The four-year, $70 million extension Adams signed last summer likely ties him to the Seahawks for at least the next two seasons, as they would incur more than $21 million in dead money by leaving him before then. . It is therefore far from being at a crossroads in Seattle. But Adams needs to produce more like he did in 2020 for the Seahawks to justify the investment they’ve made — two first-round picks and a record overtime to keep him.

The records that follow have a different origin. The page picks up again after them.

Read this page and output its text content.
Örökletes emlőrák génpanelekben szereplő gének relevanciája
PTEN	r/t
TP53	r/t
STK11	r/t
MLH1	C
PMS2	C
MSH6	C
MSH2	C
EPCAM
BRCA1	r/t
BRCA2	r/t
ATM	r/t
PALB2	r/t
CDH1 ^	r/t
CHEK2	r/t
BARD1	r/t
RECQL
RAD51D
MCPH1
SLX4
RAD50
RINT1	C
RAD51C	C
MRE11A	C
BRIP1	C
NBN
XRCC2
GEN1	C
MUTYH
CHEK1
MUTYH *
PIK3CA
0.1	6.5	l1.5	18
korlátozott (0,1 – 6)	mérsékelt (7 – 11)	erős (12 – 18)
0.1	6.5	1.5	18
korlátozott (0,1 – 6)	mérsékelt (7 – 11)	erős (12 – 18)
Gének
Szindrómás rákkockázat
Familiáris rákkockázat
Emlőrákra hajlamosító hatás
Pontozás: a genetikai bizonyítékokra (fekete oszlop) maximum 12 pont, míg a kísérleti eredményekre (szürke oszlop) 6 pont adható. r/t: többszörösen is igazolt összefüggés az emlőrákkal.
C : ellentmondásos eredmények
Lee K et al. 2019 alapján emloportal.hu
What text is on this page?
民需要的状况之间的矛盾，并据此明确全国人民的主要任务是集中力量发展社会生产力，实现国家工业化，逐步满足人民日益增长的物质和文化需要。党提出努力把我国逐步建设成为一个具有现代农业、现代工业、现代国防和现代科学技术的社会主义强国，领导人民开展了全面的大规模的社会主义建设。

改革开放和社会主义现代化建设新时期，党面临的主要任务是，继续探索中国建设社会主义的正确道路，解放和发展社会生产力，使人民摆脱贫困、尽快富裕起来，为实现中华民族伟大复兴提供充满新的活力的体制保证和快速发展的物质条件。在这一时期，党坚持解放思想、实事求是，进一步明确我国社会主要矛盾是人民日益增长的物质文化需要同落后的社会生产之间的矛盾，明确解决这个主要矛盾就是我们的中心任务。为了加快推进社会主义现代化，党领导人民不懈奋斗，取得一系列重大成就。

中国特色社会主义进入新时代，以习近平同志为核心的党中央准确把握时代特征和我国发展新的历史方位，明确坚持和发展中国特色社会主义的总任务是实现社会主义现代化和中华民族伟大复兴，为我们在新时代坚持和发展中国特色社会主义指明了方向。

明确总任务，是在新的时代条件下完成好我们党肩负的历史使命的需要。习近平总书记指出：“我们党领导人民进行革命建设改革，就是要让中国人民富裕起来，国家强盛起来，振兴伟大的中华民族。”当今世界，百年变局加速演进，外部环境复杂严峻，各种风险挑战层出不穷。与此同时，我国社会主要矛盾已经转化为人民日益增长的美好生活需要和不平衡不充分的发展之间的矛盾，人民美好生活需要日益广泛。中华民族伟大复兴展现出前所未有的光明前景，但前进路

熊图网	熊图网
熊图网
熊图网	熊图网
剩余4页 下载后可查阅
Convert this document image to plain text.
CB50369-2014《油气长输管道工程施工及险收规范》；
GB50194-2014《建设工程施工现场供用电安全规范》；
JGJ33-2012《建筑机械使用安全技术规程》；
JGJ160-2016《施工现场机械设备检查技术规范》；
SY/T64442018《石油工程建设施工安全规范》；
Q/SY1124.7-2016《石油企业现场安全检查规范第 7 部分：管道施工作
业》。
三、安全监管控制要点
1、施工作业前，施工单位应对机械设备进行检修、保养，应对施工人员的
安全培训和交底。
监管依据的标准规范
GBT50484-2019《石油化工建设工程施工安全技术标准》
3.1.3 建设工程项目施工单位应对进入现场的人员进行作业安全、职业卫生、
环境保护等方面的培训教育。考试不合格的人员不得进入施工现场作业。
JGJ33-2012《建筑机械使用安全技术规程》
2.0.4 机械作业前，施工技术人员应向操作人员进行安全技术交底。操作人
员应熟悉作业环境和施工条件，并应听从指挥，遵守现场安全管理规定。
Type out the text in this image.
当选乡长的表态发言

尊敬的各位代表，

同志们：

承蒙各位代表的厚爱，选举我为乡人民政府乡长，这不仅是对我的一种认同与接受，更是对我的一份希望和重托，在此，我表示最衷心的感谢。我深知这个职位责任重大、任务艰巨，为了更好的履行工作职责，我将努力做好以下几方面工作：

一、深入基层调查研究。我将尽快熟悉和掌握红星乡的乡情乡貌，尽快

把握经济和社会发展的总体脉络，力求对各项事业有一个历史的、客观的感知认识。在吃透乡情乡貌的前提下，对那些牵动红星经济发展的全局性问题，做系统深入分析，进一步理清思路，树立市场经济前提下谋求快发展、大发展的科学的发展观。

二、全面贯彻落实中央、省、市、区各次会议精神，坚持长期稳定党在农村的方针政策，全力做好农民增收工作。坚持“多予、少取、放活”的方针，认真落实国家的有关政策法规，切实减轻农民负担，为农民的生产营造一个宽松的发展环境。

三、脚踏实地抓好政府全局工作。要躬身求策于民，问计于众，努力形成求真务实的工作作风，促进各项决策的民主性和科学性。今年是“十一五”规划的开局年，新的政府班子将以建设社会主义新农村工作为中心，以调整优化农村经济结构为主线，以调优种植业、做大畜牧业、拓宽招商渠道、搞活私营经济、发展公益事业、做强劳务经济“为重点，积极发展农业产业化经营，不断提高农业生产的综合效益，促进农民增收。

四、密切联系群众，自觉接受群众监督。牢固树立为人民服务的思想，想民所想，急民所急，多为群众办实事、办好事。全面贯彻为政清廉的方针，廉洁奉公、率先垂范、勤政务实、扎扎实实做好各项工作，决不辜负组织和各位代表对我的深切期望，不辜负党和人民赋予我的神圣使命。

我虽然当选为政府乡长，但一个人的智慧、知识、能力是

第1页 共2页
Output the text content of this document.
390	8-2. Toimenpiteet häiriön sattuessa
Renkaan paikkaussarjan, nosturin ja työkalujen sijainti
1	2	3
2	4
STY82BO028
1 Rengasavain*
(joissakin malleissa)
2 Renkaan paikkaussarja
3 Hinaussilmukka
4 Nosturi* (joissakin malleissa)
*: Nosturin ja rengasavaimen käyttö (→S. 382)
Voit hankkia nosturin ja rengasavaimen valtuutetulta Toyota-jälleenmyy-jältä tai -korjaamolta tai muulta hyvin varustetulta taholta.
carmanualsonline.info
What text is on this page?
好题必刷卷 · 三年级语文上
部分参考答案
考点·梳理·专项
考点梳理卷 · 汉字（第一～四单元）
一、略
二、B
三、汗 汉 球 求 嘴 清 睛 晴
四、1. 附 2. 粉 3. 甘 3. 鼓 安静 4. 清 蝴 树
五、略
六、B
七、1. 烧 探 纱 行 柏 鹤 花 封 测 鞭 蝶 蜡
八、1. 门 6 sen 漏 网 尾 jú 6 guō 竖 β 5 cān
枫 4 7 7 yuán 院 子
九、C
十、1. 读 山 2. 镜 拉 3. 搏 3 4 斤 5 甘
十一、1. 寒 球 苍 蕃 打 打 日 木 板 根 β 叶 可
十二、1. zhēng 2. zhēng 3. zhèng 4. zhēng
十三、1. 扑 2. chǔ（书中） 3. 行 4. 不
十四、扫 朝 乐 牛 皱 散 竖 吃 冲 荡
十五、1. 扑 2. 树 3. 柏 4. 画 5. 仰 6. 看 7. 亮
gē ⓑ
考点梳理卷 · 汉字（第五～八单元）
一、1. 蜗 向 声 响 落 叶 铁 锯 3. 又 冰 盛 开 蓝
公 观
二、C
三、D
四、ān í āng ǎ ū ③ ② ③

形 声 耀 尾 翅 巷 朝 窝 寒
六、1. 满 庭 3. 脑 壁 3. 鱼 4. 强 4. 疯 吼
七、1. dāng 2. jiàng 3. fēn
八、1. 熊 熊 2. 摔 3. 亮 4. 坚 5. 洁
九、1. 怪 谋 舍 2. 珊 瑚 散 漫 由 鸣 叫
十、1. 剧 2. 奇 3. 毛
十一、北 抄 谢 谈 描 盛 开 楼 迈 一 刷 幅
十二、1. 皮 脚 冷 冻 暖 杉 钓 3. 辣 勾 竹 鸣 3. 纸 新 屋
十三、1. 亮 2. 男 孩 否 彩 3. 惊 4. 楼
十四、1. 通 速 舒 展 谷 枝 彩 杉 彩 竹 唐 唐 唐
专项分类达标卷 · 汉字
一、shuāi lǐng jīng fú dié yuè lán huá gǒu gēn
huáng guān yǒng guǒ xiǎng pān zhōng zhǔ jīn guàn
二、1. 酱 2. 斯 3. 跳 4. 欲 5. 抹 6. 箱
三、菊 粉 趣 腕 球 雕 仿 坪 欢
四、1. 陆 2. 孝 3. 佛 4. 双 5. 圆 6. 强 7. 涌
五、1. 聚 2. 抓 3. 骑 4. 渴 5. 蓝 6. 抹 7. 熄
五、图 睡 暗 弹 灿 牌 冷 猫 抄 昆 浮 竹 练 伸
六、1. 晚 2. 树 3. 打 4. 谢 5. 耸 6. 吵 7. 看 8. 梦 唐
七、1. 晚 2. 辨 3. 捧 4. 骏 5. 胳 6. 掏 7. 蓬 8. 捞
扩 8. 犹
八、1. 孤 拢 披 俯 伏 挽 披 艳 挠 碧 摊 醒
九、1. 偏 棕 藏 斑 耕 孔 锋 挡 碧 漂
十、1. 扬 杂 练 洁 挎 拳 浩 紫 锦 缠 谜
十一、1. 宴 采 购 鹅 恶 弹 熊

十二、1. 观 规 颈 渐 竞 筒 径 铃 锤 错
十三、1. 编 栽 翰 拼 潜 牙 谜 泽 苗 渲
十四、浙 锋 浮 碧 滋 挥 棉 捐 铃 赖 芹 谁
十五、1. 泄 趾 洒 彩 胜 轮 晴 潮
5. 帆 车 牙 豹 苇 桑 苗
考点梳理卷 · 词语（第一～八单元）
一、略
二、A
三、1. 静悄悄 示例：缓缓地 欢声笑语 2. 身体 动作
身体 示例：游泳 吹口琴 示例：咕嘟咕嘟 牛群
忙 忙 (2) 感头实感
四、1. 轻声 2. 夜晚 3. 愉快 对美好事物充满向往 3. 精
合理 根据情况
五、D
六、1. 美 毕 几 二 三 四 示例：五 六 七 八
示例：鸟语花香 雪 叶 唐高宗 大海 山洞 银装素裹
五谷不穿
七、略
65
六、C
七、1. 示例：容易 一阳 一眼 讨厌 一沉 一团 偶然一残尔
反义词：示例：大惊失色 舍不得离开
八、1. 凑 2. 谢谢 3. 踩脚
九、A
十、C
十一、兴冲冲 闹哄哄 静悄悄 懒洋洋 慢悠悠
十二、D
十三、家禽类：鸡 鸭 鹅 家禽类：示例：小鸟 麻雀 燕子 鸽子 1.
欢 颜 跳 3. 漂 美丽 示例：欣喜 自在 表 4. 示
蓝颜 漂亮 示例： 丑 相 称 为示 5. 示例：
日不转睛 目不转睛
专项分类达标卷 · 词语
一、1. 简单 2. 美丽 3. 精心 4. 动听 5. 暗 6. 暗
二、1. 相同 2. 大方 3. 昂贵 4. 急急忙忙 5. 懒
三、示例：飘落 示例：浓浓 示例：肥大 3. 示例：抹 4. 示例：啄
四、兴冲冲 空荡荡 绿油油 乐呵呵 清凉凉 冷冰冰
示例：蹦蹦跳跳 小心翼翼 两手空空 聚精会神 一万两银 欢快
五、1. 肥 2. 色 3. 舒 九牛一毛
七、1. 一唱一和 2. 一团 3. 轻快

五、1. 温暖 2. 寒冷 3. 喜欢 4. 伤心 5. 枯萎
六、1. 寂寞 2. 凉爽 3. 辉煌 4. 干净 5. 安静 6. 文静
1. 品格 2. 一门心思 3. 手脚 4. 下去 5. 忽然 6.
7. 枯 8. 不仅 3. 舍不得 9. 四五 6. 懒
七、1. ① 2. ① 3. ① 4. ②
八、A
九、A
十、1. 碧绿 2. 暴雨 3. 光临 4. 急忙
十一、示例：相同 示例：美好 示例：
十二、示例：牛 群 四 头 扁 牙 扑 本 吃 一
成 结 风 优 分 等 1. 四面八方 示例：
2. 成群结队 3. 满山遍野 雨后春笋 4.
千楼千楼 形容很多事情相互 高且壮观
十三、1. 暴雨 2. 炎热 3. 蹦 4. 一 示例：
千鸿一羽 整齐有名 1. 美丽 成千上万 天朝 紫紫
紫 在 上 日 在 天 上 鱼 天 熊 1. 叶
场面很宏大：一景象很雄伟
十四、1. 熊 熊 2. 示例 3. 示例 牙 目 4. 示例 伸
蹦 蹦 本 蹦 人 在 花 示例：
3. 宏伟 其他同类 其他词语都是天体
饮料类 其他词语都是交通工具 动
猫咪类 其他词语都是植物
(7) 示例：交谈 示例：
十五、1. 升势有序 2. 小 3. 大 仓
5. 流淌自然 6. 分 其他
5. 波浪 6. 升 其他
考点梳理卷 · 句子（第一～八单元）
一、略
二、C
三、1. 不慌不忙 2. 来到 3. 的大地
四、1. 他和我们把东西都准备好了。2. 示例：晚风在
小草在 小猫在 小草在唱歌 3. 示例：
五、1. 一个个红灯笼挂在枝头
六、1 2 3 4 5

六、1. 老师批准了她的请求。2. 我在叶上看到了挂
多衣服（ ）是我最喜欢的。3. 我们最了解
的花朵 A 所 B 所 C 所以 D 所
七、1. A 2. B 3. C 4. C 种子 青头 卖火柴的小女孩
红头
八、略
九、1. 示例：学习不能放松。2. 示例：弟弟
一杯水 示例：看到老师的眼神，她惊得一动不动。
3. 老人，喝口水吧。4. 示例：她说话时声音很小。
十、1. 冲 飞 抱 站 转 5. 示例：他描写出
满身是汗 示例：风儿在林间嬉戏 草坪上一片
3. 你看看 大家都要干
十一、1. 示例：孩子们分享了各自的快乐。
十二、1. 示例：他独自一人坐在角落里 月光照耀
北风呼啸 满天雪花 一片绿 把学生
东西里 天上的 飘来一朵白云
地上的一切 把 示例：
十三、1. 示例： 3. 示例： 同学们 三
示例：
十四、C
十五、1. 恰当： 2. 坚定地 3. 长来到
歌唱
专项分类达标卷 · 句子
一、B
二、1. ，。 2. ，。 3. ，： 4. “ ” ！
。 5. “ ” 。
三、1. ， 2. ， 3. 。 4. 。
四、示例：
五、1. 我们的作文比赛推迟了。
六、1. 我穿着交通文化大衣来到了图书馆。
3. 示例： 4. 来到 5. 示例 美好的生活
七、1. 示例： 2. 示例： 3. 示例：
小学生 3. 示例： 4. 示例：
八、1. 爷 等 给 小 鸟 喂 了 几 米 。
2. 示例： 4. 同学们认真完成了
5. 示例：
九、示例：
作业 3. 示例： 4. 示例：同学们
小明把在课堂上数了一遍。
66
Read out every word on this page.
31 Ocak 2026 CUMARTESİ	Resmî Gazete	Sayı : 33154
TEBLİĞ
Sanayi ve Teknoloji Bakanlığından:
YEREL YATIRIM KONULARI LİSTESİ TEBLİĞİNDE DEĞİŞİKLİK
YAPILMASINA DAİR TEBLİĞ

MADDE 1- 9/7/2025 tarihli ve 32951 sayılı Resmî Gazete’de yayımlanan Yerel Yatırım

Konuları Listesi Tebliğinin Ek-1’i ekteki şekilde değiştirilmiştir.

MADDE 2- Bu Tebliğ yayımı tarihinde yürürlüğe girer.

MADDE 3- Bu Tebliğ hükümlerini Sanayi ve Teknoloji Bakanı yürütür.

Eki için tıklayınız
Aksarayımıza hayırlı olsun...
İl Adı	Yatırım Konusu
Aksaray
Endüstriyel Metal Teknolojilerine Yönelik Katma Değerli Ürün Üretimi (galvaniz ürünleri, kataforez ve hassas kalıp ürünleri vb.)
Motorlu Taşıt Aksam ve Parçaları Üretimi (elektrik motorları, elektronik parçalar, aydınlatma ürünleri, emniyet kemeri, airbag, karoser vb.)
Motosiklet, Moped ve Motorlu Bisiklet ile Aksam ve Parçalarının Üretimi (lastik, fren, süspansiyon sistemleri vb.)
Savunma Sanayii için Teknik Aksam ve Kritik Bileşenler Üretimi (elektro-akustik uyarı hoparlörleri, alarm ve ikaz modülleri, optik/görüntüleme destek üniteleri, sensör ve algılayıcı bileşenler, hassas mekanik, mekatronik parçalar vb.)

Changes to Seattle’s schedule will only make a difference for Adams if he can stay healthy. That includes a twice torn left shoulder labrum that required surgery in each of the past two offseasons. He and Diggs – who is also coming out of surgery after dislocating his ankle and breaking his fibula in last season’s finale – went on guided tours during minicamp. Adams left no doubt he will be at full speed when training camp begins on July 27, while Diggs said his plan is to return by then.

Adams has also had repeat surgeries this offseason on the ring finger and middle finger of his left hand, which he began dislocating in 2020. They are fused at such an angle that he can no longer fully bend them into one. fist.

Between the shoulder and finger injuries, Adams said he “played with a damn close arm for two years.”

“It’s for the love of the game,” he said. “I’ve been going through this for two years. My first year when I got here, I dislocated my ring finger probably about 10 times, and the other probably about…12. I deal with that. I don’t I haven’t really said much. Everyone talks about it, whatever. But it’s okay now, and they’re in trouble.”

New fingers, new shoulder, new trainers, new scheme.

Can all of this unlock the Adams of old?